Google, the Internet search group, defended its scanning and publishing of millions of books online on Monday by saying the project was making finding information on the Web more democratic.
The Californian company struck a deal with author and publisher groups in the United States earlier this year, allowing it to copy books for the Internet.
But the agreement has been criticized and come under the gaze of the U.S. Justice Department because it does not say what Google might charge libraries, for example. Some of them fear the service will become an expensive must-have.
Dan Clancy, architect of the Google program, told a hearing at the European Commission, which is the European Union's executive body, that the group hoped to allow Web surfers to find out-of-print books.

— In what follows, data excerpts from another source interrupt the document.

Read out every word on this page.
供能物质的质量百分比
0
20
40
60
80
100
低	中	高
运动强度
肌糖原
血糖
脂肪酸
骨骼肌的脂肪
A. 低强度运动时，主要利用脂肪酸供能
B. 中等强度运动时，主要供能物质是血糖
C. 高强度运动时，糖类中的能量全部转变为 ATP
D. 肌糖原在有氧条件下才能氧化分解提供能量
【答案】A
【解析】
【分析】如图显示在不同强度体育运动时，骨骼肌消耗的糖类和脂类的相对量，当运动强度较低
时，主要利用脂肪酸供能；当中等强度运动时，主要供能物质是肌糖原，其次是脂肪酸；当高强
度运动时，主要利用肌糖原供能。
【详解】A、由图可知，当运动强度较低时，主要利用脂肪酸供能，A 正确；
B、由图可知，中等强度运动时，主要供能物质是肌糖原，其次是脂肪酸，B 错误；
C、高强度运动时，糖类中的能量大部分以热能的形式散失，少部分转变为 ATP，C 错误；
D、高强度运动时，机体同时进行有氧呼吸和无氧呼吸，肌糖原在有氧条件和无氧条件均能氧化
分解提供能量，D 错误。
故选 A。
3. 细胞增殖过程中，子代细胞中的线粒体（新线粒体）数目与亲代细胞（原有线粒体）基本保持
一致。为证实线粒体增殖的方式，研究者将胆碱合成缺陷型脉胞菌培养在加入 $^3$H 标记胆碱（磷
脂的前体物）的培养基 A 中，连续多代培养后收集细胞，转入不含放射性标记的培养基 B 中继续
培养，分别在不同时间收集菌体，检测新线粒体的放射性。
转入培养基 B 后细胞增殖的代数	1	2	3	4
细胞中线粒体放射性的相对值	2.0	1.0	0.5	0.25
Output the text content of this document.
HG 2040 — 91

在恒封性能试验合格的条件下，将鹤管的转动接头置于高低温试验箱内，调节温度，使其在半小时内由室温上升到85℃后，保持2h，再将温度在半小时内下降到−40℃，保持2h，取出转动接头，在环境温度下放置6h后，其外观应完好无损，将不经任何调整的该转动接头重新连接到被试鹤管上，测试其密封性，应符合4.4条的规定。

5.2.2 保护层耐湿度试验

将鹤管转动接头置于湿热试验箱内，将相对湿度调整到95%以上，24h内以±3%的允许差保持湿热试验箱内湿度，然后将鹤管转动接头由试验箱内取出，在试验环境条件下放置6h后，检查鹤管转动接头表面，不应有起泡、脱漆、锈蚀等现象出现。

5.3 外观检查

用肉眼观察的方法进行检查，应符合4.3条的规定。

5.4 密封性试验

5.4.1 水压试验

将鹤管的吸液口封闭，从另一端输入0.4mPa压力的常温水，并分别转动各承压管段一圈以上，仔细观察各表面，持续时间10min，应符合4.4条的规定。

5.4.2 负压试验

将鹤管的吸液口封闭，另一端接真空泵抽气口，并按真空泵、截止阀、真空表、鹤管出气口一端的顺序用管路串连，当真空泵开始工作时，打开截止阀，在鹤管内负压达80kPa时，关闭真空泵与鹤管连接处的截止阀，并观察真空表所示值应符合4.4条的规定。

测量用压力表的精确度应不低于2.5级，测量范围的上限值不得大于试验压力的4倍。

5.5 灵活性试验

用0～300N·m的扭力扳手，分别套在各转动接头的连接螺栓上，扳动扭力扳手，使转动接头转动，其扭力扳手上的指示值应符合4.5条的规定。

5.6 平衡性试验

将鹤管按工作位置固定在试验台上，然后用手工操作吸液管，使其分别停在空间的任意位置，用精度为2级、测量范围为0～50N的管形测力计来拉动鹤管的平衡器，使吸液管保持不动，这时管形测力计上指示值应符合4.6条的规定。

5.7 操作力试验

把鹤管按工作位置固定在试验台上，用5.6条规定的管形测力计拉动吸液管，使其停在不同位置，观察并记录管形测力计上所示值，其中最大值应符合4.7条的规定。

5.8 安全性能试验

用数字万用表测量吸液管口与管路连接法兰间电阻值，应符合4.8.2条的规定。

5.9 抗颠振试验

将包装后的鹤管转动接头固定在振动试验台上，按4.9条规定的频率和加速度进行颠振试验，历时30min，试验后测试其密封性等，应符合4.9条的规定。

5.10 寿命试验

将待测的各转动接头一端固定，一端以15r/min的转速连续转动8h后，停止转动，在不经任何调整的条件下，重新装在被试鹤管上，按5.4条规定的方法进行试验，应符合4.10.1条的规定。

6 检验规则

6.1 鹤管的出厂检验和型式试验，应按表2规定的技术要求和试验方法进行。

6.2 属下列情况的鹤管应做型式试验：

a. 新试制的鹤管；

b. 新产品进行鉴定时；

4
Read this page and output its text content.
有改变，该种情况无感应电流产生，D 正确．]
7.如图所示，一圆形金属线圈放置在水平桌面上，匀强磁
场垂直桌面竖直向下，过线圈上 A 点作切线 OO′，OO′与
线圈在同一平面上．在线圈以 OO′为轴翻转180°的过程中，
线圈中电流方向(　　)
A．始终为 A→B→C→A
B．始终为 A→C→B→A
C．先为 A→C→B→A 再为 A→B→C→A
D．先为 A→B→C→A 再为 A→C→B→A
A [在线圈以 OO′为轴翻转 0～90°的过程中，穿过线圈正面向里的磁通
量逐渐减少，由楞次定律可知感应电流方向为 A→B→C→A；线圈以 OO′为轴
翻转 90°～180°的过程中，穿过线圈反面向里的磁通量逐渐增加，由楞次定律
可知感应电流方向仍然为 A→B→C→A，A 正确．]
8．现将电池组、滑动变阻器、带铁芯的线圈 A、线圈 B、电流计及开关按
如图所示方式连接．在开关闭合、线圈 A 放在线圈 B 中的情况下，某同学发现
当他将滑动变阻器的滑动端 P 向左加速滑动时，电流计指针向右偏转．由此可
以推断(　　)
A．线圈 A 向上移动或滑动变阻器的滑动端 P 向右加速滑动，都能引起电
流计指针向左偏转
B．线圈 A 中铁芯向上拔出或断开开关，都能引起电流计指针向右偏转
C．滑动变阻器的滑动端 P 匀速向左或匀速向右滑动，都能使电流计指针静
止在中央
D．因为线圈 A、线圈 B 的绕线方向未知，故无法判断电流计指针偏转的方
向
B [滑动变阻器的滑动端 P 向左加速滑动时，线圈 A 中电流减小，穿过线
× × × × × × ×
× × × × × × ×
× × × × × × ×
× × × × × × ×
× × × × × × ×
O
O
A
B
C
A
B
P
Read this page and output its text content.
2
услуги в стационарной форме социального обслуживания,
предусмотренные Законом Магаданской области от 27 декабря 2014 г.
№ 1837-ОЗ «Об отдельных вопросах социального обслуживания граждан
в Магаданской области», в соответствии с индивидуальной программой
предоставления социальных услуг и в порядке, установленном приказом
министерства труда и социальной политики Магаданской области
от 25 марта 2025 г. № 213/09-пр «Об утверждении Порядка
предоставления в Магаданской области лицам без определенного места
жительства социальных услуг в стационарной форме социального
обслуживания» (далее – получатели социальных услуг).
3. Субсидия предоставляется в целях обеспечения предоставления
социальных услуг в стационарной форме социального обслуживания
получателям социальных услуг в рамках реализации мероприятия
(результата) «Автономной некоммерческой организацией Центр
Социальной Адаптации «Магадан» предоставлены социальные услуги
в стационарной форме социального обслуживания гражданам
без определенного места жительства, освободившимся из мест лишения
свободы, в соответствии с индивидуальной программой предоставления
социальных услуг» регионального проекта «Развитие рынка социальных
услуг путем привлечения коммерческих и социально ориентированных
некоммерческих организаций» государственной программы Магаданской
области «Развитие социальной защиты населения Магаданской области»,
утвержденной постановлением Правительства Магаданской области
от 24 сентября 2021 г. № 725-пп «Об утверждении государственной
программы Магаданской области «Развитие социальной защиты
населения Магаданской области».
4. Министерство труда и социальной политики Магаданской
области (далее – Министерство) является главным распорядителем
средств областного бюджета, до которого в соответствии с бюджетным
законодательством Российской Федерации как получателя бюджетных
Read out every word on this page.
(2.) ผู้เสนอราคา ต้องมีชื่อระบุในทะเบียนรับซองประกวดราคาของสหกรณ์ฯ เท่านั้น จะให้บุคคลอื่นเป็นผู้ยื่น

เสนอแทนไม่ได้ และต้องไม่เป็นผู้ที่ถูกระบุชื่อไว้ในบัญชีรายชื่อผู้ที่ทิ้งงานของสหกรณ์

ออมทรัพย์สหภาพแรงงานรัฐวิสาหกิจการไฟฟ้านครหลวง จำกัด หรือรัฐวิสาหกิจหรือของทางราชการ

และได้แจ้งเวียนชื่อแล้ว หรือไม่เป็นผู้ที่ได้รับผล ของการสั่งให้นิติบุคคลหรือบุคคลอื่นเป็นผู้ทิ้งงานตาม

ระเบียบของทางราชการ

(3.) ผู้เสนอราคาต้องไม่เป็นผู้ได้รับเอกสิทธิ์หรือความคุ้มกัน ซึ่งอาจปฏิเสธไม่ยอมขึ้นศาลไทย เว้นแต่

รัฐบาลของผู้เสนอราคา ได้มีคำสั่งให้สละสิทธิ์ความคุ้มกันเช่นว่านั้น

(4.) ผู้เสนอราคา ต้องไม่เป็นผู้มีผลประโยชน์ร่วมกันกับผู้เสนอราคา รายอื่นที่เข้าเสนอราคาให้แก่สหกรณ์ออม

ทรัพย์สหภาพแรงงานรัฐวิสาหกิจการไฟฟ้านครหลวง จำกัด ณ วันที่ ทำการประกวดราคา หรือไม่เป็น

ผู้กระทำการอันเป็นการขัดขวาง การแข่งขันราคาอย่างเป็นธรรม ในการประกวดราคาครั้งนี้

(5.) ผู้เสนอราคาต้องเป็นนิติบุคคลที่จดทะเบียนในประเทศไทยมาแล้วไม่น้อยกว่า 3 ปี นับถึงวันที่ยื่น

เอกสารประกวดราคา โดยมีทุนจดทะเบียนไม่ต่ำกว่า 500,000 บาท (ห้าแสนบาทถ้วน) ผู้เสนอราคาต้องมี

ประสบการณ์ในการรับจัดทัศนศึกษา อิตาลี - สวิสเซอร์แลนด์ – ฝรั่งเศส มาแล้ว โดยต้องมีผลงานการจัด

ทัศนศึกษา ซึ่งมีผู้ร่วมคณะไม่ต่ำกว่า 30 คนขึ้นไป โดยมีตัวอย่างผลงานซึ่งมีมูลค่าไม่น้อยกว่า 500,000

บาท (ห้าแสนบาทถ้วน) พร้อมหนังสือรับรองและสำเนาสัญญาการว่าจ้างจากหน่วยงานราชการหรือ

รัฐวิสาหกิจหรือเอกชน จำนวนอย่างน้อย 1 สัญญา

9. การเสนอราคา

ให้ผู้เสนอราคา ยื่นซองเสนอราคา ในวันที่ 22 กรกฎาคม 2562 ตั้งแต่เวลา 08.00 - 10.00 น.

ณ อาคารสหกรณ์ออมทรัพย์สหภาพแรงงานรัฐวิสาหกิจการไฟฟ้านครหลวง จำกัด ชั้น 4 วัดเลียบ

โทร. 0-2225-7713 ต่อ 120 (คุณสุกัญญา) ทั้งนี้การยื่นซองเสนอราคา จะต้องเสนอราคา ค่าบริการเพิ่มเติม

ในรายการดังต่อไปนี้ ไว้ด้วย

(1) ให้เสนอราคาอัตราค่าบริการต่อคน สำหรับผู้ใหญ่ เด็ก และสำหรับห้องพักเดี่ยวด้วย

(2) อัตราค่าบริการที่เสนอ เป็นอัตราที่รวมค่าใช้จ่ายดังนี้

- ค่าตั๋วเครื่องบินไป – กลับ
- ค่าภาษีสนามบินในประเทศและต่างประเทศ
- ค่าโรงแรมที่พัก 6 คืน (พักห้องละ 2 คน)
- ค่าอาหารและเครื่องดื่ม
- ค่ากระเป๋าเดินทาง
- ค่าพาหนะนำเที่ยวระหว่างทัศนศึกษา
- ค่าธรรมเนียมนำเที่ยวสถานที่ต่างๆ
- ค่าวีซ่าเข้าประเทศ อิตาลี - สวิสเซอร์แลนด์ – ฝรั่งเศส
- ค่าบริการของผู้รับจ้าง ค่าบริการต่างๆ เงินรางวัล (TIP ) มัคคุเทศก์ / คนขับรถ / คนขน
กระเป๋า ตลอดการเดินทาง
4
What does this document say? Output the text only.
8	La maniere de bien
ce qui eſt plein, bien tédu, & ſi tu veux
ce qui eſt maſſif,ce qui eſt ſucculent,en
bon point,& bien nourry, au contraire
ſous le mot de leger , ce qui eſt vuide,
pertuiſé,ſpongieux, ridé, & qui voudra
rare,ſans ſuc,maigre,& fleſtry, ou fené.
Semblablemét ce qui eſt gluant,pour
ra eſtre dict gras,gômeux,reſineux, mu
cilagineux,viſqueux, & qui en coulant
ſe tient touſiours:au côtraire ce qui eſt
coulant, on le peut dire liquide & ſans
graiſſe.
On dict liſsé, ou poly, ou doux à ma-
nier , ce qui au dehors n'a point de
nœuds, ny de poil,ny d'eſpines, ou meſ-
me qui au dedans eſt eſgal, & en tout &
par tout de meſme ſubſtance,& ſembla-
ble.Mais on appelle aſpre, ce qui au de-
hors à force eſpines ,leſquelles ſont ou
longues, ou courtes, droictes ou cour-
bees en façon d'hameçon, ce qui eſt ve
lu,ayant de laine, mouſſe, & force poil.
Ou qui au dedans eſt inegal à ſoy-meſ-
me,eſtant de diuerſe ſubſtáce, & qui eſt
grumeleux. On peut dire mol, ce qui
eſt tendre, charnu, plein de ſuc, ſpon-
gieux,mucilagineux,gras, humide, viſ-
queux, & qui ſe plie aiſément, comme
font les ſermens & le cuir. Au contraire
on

We have seen a democratization of access to online information, said Clancy, engineering director of Google Book Search.
You can discover information which you did not know was there, he said. It is important that these (out-of-print) books are not left behind. Google's interest was in helping people to find the books.
The EU said this year it would examine the Google deal in the United States after Germany said the company had scanned books from U.S. libraries to create a database without asking the authors.
The Commission is considering what Europe should do about scanning and printing books on the Web.
Viviane Reding and Charlie McCreevy, the EU commissioners responsible for media and the European marketplace, said they would look at shaking up copyright laws.
That could make it easier for Europe to follow the United States in scanning and printing more books online.
The EU has launched its own online register, Europeana, which includes books and images ranging from William Shakespeare to pictures of French actress Brigitte Bardot.
But most European countries have been slow in scanning and publishing literature for Europeana and Reding hopes companies such as Google can pick up the slack.
The decision to allow Google to build its library of more than 10 million scanned books has divided opinion worldwide.
The settlement mostly only affects out-of-print books, said James Gleick, one of the writers who sued Google but later agreed to let the group scan old books and print them online.
For us who are authors of out-of-print books, it brings our work to a whole new audience, he told the hearing.
Others are more skeptical. ICOMP, a lobby group sponsored by U.S. software giant Microsoft, said Google's plans to scan and publish would concentrate too much power in its hands.
David Wood, a lawyer working for ICOMP, told reporters Google would create an enduring monopoly in the supply of online books.